In response, employers are increasingly introducing resources that ease the burden on employees who are also caregivers. For example, some have begun to recognize the skills that unpaid caregivers bring to the workforce. Others are communicating more regularly with all employees about the challenges and rewards of being a working caregiver in an effort to improve understanding of the additional burden their coworkers may be carrying.
You may also consider encouraging mindfulness breaks during the day to help caregivers manage their stress, or building flexibility into work schedules so they can more easily attend doctor and other appointments with their loved ones. You can also help by giving employees ready access to caregiving resources that can connect them with specialists and specialized support for their loved ones.

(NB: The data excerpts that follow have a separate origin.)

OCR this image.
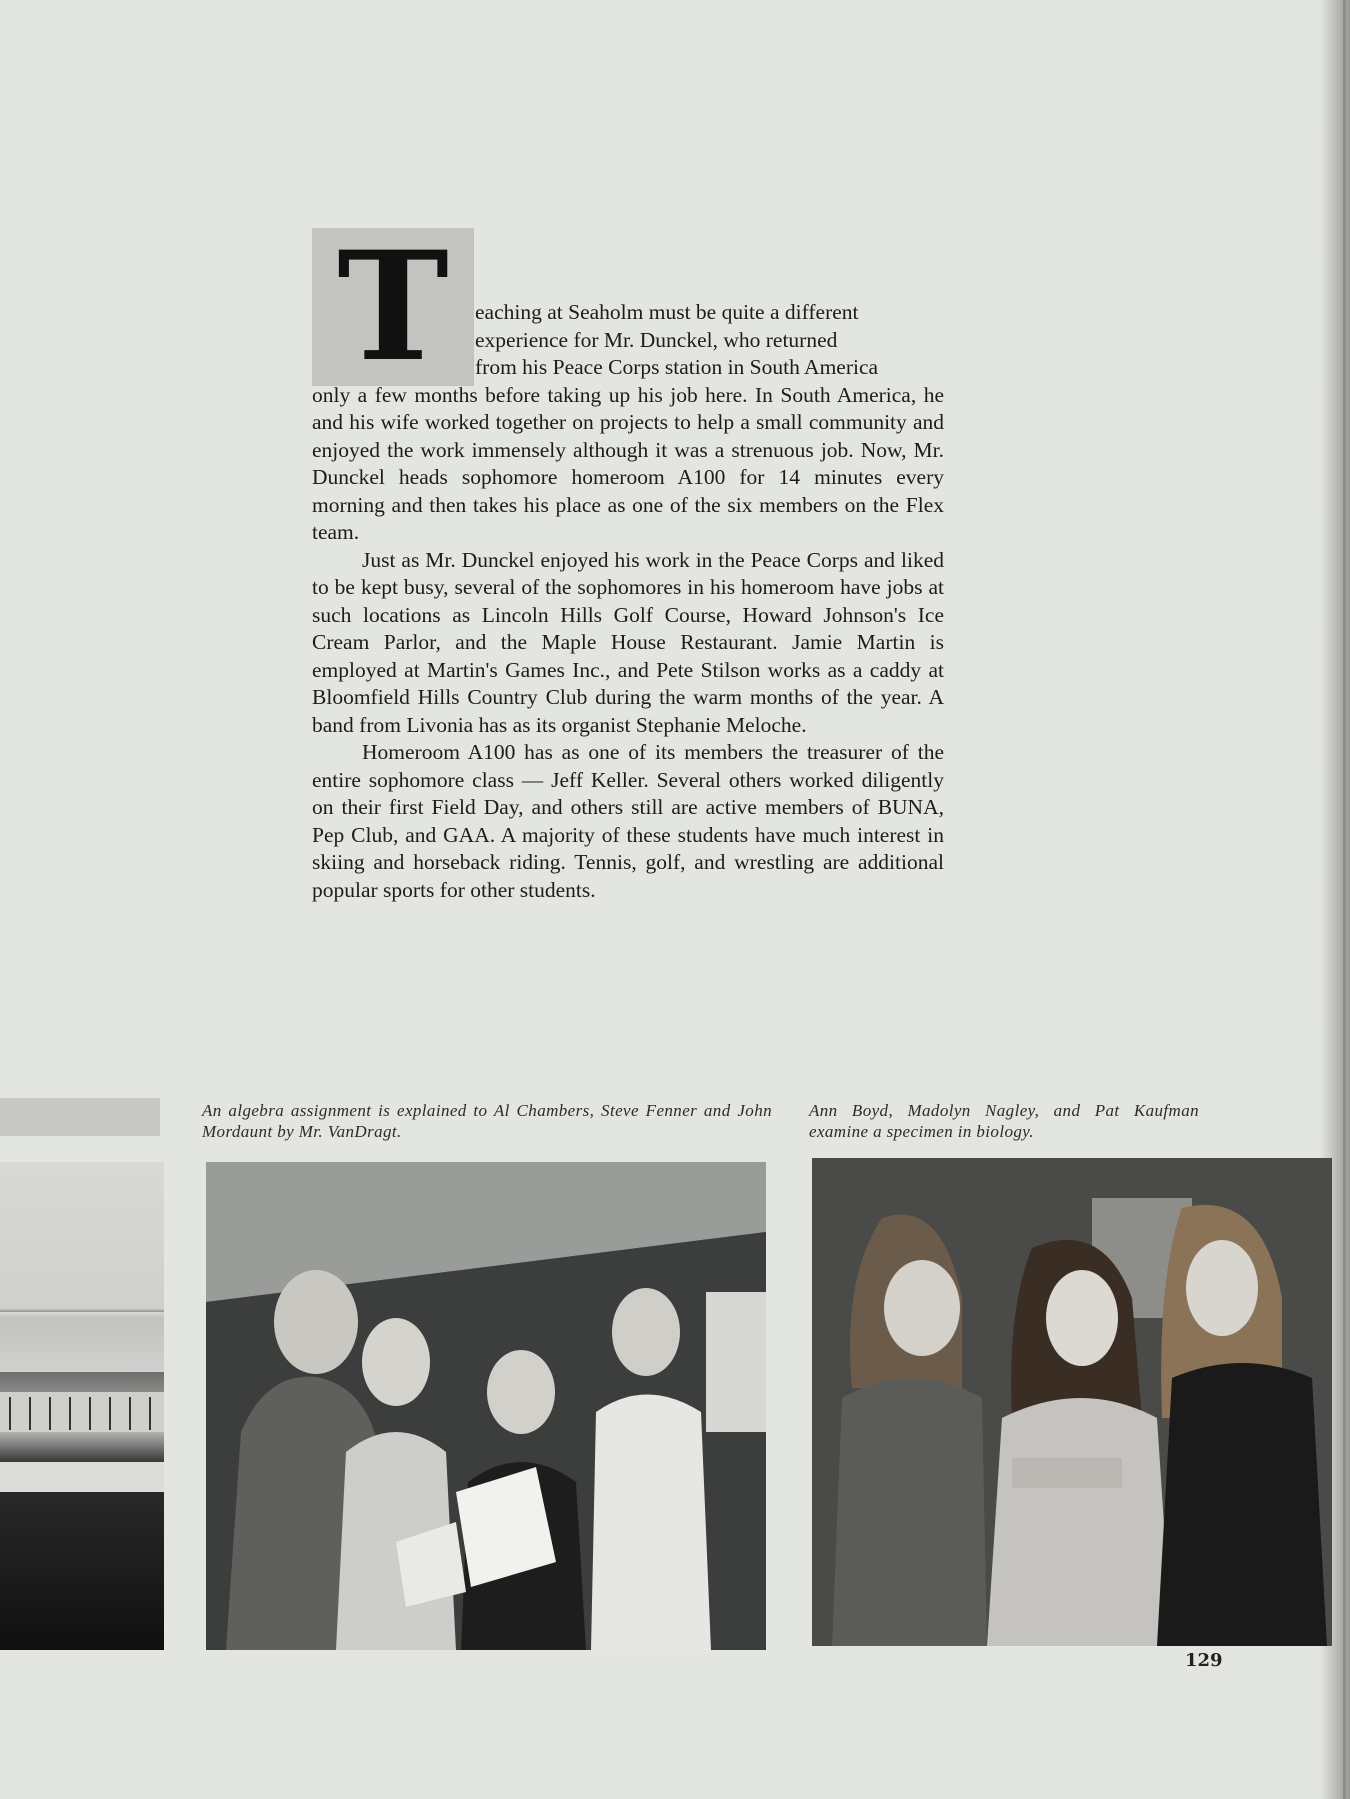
T	eaching at Seaholm must be quite a different
experience for Mr. Dunckel, who returned
from his Peace Corps station in South America
only a few months before taking up his job here. In South America, he and his wife worked together on projects to help a small community and enjoyed the work immensely although it was a strenuous job. Now, Mr. Dunckel heads sophomore homeroom A100 for 14 minutes every morning and then takes his place as one of the six members on the Flex team.

Just as Mr. Dunckel enjoyed his work in the Peace Corps and liked to be kept busy, several of the sophomores in his homeroom have jobs at such locations as Lincoln Hills Golf Course, Howard Johnson's Ice Cream Parlor, and the Maple House Restaurant. Jamie Martin is employed at Martin's Games Inc., and Pete Stilson works as a caddy at Bloomfield Hills Country Club during the warm months of the year. A band from Livonia has as its organist Stephanie Meloche.

Homeroom A100 has as one of its members the treasurer of the entire sophomore class — Jeff Keller. Several others worked diligently on their first Field Day, and others still are active members of BUNA, Pep Club, and GAA. A majority of these students have much interest in skiing and horseback riding. Tennis, golf, and wrestling are additional popular sports for other students.

An algebra assignment is explained to Al Chambers, Steve Fenner and John Mordaunt by Mr. VanDragt.
Ann Boyd, Madolyn Nagley, and Pat Kaufman examine a specimen in biology.
129
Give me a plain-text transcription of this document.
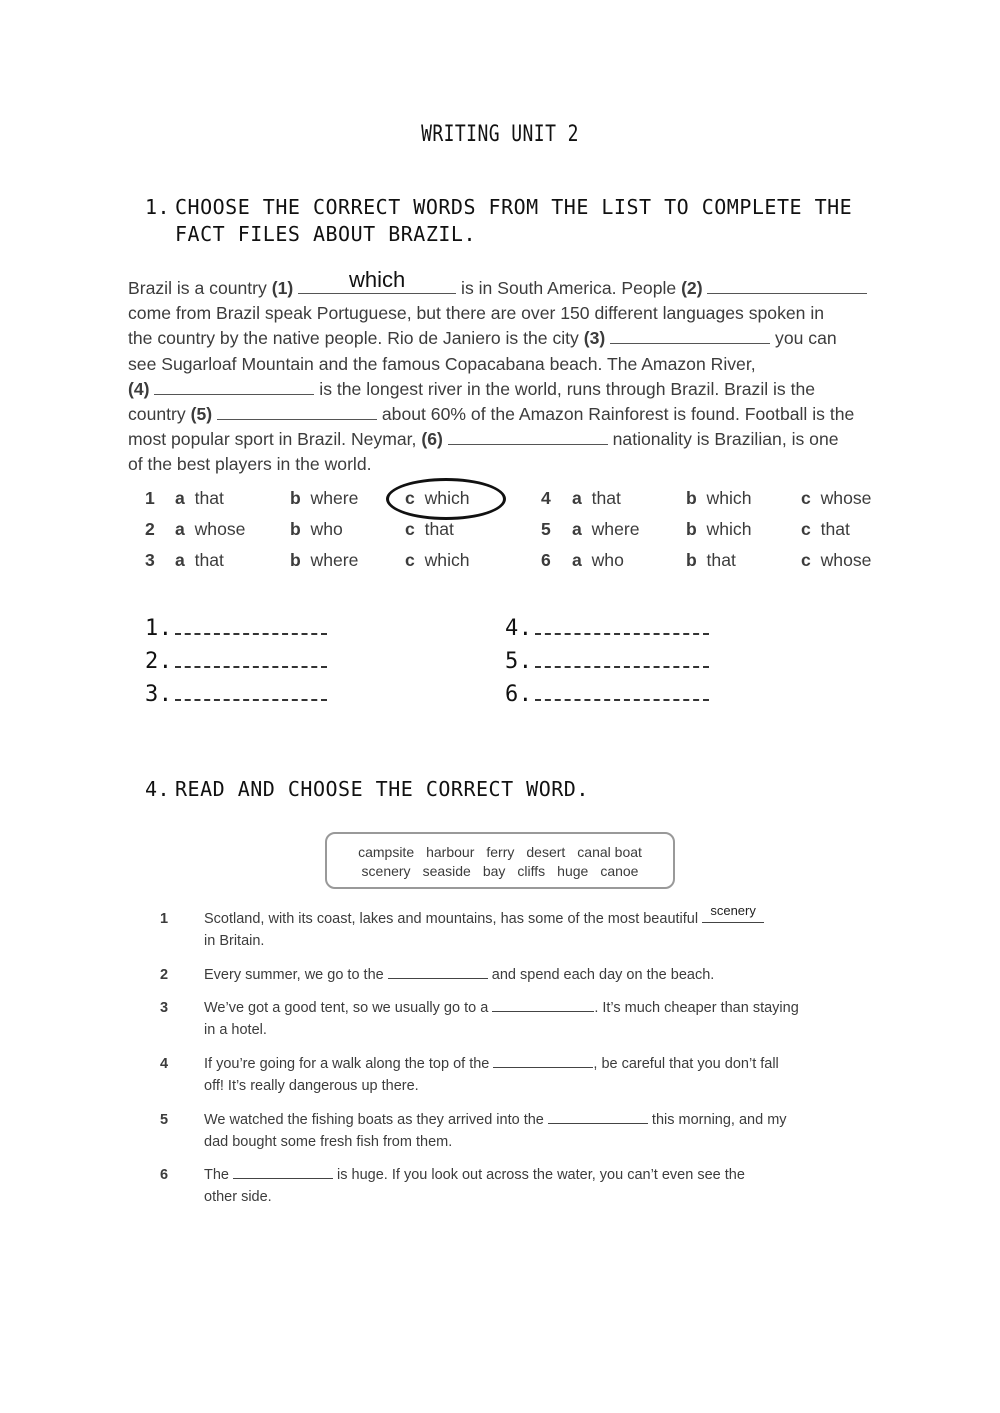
WRITING UNIT 2
1. CHOOSE THE CORRECT WORDS FROM THE LIST TO COMPLETE THE FACT FILES ABOUT BRAZIL.
Brazil is a country (1)	which	is in South America. People (2)
come from Brazil speak Portuguese, but there are over 150 different languages spoken in
the country by the native people. Rio de Janiero is the city (3)	you can
see Sugarloaf Mountain and the famous Copacabana beach. The Amazon River,
(4)	is the longest river in the world, runs through Brazil. Brazil is the
country (5)	about 60% of the Amazon Rainforest is found. Football is the
most popular sport in Brazil. Neymar, (6)	nationality is Brazilian, is one
of the best players in the world.
1 a that	b where	c which	4 a that	b which	c whose
2 a whose	b who	c that	5 a where	b which	c that
3 a that	b where	c which	6 a who	b that	c whose
1.
2.
3.
4.
5.
6.
4. READ AND CHOOSE THE CORRECT WORD.
campsite harbour ferry desert canal boat
scenery seaside bay cliffs huge canoe
1	Scotland, with its coast, lakes and mountains, has some of the most beautiful
scenery

in Britain.
2	Every summer, we go to the	and spend each day on the beach.
3	We’ve got a good tent, so we usually go to a	. It’s much cheaper than staying
in a hotel.
4	If you’re going for a walk along the top of the	, be careful that you don’t fall
off! It’s really dangerous up there.
5	We watched the fishing boats as they arrived into the	this morning, and my
dad bought some fresh fish from them.
6	The	is huge. If you look out across the water, you can’t even see the
other side.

5. Step up nutrition support
The growth of remote and hybrid work schedules has changed the way people eat. Home cooking has become more popular, which has led to healthier eating. On the other hand, people are snacking more often and drinking more, potentially contributing to increased levels of depression and anxiety.
Your team can encourage healthy cooking and eating habits with classes and recipes that give employees the confidence and skills to prepare quick, healthy meals. Beyond the kitchen, it’s important to encourage employees to eat more mindfully by encouraging them to step away from their desks to enjoy a meal rather than sneaking bites between emails.
You also want to educate employees about functional nutrition – an approach that recognizes the power of food to improve gut health and brain health, regulate hormones and mitigate the symptoms of chronic conditions. This rapidly growing area of nutrition can deliver a multitude of benefits for your organization and your employees.
The future of workplace well-being is simultaneously more personal and less in-person, but supporting employee well-being still boils down to a simple mission statement: find what matters to employees and offer support that meets their needs in a way that engages them. Whether that means more flexibility in the way people work out, more robust mental health support or the freedom to care for a loved one, employers who embrace this mission will be well-positioned for the future of workplace well-being.